Rasa kesal atau rasa mendidih dan ingin marah ternyata menurut saya adalah penghalang terbesar untuk menulis.Tidak ada satu idepun bisa bercokol di pikiran untuk dituangkan dalam tulisan,seandainya bisa,itupun nanti terlihat letupan-letupan dalam kalimat yang jika orang  bisa memaknainya,ada kemarahan terpendam dan terkesan kasar.
Dalam situasi yang lain seperti kecewa,seorang penulis puisi biasanya bisa mengungkapkan dalam larik kata-kata yang dalam tentang kekecewaan,atau dibuat cerita yang di dalamnya mengandung unsur kekecewaan.
Begitu juga dengan kesedihan,bisa mengekspresikan semuanya baik dalam puisi maupun cerpen.

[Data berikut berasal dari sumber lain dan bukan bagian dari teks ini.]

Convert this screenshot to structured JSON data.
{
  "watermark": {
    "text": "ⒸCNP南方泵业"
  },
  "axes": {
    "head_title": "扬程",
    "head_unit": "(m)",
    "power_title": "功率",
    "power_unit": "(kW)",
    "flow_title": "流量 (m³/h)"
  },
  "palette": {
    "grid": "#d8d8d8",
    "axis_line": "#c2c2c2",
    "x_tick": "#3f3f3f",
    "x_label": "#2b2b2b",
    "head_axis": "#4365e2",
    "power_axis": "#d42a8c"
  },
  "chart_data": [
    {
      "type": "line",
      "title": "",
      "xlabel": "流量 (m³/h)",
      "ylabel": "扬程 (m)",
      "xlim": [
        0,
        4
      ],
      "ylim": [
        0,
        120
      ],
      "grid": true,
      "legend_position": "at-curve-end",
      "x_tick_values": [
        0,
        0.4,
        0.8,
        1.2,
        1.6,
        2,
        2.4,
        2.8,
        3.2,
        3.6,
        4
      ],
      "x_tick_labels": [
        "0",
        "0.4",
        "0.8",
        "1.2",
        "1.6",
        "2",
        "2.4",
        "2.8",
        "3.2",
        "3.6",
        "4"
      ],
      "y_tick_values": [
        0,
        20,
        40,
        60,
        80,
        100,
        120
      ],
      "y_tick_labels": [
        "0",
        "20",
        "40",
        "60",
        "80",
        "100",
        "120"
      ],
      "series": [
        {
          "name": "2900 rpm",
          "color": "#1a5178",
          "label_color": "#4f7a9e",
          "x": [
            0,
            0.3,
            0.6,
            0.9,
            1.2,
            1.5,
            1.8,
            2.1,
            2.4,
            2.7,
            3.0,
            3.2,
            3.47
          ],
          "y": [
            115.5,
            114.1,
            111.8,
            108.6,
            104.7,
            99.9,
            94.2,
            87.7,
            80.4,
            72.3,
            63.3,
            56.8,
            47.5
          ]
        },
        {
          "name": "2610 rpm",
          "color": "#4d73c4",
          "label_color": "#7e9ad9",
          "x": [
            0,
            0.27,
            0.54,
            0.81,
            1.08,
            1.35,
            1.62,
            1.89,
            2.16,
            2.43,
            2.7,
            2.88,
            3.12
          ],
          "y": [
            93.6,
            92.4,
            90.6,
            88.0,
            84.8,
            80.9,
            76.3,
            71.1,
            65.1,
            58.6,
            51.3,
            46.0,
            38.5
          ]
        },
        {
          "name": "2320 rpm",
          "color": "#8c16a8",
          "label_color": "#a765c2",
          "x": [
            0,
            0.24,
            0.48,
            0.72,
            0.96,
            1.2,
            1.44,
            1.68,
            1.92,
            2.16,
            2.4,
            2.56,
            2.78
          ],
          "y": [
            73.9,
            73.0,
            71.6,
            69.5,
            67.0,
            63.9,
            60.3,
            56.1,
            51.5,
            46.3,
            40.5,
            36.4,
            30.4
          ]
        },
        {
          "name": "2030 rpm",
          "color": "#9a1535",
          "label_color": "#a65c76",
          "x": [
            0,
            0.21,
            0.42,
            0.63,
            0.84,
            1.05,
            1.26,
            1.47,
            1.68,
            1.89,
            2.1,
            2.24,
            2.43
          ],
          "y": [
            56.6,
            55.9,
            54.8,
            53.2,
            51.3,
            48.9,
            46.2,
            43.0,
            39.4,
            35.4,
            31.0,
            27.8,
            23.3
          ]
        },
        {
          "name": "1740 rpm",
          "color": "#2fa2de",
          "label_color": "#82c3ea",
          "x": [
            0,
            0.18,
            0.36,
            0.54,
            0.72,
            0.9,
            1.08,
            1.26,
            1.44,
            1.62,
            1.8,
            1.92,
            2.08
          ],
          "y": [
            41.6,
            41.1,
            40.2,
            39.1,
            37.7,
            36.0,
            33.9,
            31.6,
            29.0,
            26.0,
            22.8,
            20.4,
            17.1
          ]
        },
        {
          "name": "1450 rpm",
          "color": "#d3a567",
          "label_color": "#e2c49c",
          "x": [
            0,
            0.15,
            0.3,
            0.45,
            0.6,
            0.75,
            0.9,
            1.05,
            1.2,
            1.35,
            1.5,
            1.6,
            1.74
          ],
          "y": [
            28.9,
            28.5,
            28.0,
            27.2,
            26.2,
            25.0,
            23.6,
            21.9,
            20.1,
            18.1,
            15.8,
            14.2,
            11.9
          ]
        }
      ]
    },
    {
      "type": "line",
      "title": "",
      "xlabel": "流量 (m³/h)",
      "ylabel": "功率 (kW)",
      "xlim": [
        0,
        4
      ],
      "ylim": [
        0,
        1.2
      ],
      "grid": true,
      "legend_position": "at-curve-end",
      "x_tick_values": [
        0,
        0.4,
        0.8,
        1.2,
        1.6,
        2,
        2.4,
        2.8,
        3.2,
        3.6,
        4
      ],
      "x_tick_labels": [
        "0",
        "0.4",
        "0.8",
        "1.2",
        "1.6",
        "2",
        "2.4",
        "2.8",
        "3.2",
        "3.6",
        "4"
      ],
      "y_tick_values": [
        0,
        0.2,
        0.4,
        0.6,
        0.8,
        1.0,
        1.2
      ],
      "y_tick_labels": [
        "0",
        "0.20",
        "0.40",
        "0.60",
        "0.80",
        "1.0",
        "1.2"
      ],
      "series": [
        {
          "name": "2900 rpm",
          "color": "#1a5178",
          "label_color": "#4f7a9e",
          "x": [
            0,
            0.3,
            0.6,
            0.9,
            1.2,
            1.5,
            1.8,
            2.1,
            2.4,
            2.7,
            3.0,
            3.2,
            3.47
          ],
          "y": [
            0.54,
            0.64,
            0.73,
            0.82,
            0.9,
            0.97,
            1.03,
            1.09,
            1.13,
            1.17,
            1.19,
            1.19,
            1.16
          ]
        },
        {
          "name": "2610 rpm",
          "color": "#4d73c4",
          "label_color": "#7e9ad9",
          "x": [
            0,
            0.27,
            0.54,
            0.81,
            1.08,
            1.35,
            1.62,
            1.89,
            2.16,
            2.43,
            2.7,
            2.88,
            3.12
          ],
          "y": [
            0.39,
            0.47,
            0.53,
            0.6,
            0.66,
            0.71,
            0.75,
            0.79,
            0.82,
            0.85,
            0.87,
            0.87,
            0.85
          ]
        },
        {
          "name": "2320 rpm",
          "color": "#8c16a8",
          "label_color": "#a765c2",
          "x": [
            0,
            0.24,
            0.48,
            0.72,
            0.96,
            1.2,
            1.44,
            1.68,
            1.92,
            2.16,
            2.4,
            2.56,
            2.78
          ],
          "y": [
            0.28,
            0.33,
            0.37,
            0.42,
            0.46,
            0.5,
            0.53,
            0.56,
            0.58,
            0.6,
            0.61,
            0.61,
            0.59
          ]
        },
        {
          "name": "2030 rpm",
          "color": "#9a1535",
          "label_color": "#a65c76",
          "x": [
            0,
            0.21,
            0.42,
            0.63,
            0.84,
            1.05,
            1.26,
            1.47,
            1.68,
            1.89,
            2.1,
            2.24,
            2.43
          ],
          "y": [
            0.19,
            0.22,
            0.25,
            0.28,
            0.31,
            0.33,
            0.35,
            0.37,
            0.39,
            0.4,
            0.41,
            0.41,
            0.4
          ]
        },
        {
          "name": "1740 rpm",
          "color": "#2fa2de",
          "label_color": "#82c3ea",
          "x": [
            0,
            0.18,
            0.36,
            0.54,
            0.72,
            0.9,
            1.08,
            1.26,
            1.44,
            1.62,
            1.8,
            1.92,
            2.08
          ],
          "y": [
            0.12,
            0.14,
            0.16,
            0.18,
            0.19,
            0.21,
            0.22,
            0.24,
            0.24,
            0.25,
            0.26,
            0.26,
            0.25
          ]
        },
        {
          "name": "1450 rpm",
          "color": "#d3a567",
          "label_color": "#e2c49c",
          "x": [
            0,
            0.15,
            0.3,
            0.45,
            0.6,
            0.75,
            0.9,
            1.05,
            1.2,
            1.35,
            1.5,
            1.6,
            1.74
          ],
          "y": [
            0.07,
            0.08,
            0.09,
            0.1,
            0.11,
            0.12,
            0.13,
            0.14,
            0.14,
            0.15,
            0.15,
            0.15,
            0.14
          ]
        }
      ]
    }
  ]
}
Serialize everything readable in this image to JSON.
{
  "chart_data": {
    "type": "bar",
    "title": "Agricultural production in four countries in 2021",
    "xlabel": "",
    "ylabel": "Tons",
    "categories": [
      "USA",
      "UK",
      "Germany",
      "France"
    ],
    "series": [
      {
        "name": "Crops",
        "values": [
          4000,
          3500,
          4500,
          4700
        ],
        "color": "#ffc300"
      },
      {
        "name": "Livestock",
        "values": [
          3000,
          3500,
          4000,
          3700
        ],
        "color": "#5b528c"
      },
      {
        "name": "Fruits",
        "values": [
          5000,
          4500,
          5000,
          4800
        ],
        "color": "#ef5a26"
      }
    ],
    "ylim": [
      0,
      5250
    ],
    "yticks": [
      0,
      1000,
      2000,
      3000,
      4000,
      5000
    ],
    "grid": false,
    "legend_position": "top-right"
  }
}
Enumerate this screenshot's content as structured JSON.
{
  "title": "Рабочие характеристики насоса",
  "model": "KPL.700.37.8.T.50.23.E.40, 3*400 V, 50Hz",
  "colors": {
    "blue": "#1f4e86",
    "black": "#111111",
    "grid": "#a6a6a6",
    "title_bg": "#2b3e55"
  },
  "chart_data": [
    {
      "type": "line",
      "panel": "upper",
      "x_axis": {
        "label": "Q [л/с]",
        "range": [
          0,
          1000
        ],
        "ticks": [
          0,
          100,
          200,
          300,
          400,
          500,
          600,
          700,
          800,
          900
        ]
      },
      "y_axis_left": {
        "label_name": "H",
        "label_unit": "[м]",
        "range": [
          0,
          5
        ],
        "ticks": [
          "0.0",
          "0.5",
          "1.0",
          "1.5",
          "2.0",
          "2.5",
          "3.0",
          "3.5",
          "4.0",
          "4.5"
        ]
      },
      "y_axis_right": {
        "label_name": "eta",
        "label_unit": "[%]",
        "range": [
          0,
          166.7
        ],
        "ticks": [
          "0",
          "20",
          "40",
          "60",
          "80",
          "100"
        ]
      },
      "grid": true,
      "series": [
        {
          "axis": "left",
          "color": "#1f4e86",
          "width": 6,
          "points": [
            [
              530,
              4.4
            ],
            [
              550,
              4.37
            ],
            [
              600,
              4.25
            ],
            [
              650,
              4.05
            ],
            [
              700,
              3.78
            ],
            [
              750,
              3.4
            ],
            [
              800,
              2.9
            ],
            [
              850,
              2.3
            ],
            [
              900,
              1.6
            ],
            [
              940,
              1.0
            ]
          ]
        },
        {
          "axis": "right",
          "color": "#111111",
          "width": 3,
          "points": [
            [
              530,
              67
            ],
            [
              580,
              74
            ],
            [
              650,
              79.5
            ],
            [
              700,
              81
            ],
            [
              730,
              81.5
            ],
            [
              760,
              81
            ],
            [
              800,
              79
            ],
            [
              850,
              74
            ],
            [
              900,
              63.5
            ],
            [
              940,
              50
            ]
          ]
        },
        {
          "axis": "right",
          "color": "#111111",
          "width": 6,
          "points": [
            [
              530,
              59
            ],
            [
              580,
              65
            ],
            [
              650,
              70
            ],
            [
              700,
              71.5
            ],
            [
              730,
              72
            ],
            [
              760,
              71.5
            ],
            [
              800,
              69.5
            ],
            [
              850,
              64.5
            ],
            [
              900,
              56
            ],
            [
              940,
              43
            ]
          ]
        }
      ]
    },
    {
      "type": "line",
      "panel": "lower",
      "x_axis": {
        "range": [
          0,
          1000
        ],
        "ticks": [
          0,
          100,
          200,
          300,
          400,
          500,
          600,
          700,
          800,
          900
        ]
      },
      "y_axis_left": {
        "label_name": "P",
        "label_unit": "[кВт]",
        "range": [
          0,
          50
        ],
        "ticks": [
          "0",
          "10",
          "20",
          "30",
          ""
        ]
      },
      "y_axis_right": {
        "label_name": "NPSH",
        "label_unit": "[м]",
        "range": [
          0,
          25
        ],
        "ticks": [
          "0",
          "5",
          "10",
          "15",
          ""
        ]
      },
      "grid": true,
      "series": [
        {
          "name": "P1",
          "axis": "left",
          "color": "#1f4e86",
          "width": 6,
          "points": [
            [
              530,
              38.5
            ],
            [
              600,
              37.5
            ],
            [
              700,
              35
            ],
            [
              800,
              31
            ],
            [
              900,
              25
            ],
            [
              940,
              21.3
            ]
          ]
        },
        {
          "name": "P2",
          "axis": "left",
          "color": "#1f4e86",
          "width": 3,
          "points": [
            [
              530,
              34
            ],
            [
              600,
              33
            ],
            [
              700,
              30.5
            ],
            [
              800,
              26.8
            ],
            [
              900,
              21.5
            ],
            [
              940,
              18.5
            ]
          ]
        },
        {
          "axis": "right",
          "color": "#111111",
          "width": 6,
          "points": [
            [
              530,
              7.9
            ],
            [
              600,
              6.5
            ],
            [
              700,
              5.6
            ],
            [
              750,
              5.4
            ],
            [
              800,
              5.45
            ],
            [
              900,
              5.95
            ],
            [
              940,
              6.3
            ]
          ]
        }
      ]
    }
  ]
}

Tetapi jika marah atau kesal karena sesuatu,sesuatu yang mungkin sepele.Pas di luar kota naik taksi ,begitu masuk mobil ada pasir-pasir di tempat duduk tengah dan tidak dibersihkan.Pengemudinya tidak membersihkan pasir-pasir itu dari kursi penumpang.Baru pertama kali  memiliki pengalaman begini,padahal mau jagong manten dan cukup tergesa-gesa.Sudah kesal pokoknya dengan adanya pasir.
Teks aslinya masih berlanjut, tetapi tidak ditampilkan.